Moneda común entre Argentina y Brasil: qué dicen los analistas

Economía

Destacan la oportunidad para reducir la dependencia del dólar. Pero advierten que se requiere alinear los ciclos y las políticas monetarias de Brasil y la Argentina.

El presidente de Brasil, Luiz Inácio Lula da Silva, realizó su primera visita oficial a la Argentina con el objetivo de suscribir una serie de acuerdos de integración bilateral y participar en la cumbre de la CELAC. En ese marco, uno de los temas que tomó mayor relevancia fue la confirmación del proyecto de una moneda común enfocada en el comercio, que coexista con las monedas nacionales (es decir, no una moneda única), tal como adelantó Ámbito.

Tras la reunión bilateral que sostuvo con Alberto Fernández, Lula afirmó que los equipos económicos de ambos países trabajarán en el proyecto para llevarlo a cabo. Esta noticia despertó interés a nivel nacional e internacional dada la invitación de ambos países a toda la reunión a unirse a dicho bloque monetario. Analistas consultados por Ámbito señalan que la propuesta conlleva el gran desafío de alinear los ciclos y políticas monetarias de ambos países, para lo que se requiere un profundo y largo proceso de integración económica.

Marcelo Elizondo, presidente de la Cámara Internacional de Comercio de Argentina, planteó: “La moneda que está previéndose, en una primera etapa, es para cubrir intercambios comerciales entre actores de los dos países sin pasar por el dólar. Lograrlo no será fácil ya que requerirá una serie de tecnicismos que reparen las diferencias entre ambos países. Por un lado, fijar la cotización de la moneda y su autoridad competente. En Brasil está en manos del mercado, mientras que en Argentina la cotización oficial está alejada a la del mercado. Por otro lado, el desafío es qué va a pasar con las restricciones al comercio que aplica la Argentina, como las autorizaciones al acceso de divisas del BCRA. Asimismo, creo que será necesario un acuerdo entre bancos centrales para que funcione”.

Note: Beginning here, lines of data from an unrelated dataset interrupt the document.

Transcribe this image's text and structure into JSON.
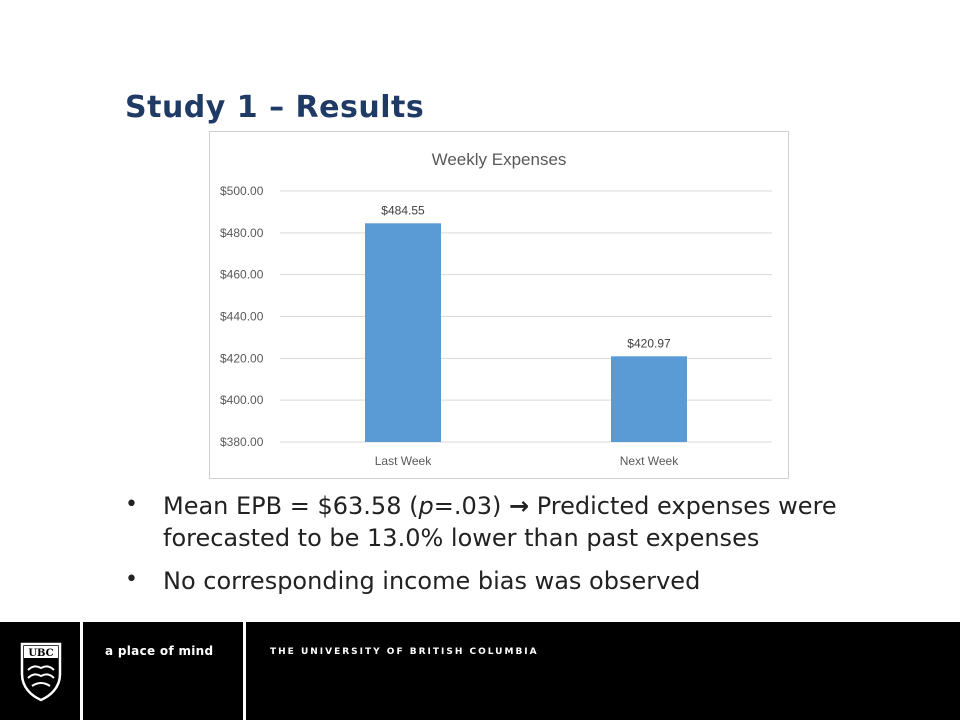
{
  "title": "Study 1 – Results",
  "chart_data": {
    "type": "bar",
    "title": "Weekly Expenses",
    "categories": [
      "Last Week",
      "Next Week"
    ],
    "values": [
      484.55,
      420.97
    ],
    "data_labels": [
      "$484.55",
      "$420.97"
    ],
    "ylim": [
      380,
      500
    ],
    "yticks": [
      380,
      400,
      420,
      440,
      460,
      480,
      500
    ],
    "ytick_labels": [
      "$380.00",
      "$400.00",
      "$420.00",
      "$440.00",
      "$460.00",
      "$480.00",
      "$500.00"
    ],
    "xlabel": "",
    "ylabel": "",
    "grid": true,
    "bar_color": "#5b9bd5"
  },
  "bullets": {
    "b1_prefix": "Mean EPB = $63.58 (",
    "b1_p": "p",
    "b1_mid": "=.03) ",
    "b1_arrow": "→",
    "b1_suffix": " Predicted expenses were forecasted to be 13.0% lower than past expenses",
    "b2": "No corresponding income bias was observed"
  },
  "footer": {
    "logo_text": "UBC",
    "tagline": "a place of mind",
    "university": "THE UNIVERSITY OF BRITISH COLUMBIA"
  }
}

Matías Bolis Wilson, economista jefe de la Cámara Argentina de Comercio y Servicios, consideró que dada la relevancia de ambos países en el Mercosur y el fuerte vínculo comercial entre ellos la iniciativa tiene sentido económico, aunque aún no están las condiciones. “El desafío se da en relación a la teoría de áreas monetarias óptimas, para la cual se deben dar determinadas condiciones: la primera es que el ciclo económico de ambos países sea parecido porque se va a aplicar una política monetaria y cambiaria común. Asimismo, se requiere avanzar con un mercado común, a diferencia de una unión aduanera que actualmente es el Mercosur. La moneda común es el punto final de todo un proceso de integración”, analizó.

Competitividad

La pérdida de competitividad del tipo de cambio oficial fue una problemática que atravesó el Gobierno en 2022, donde el tipo de cambio real multilateral se alejó más de 10 puntos del valor pactado con el FMI. En cuanto al impacto de una moneda común con Brasil sobre este punto, Bolis Wilson señaló: “Argentina históricamente por problemas estructurales suele recurrir a ganar competitividad por vía cambiaria. Ante una entidad supranacional, que manejaría una moneda común, se requeriría hacer tareas más estructurales para ganar competitividad. Por eso, en términos de mediano y largo plazo, el proyecto puede ser muy bueno para el país, ya que no recurría a devaluaciones cíclicas, tal como se observa en la serie histórica del TCRM, donde hubo saltos cambiarios fuertes que luego fueron atenuados por el proceso inflacionario. La salida de la convertibilidad de Brasil y Argentina en años distintos es un punto útil para analizar, y destaca que es clave que los ciclos económicos estén coordinados para evitar pujas en la política monetaria y control de tasas en momentos expansivos o recesivos de alguno de los países”.

Entre los objetivos del proyecto se destaca el de reducir la dependencia del dólar en el comercio bilateral, lo que atenuaría las presiones en las reservas del BCRA. Elizondo destacó que “el proyecto puede facilitar el intercambio bilateral y reducir el estrés cambiario”. Sin embargo, advirtió: “Dependerá de cómo funcione. Si la moneda cotiza en el mercado y los argentinos pueden acceder a ella como refugio de valor, quizá haya una nueva distorsión con el tipo de cambio oficial que nuevamente reflejará las tensiones cambiarias”.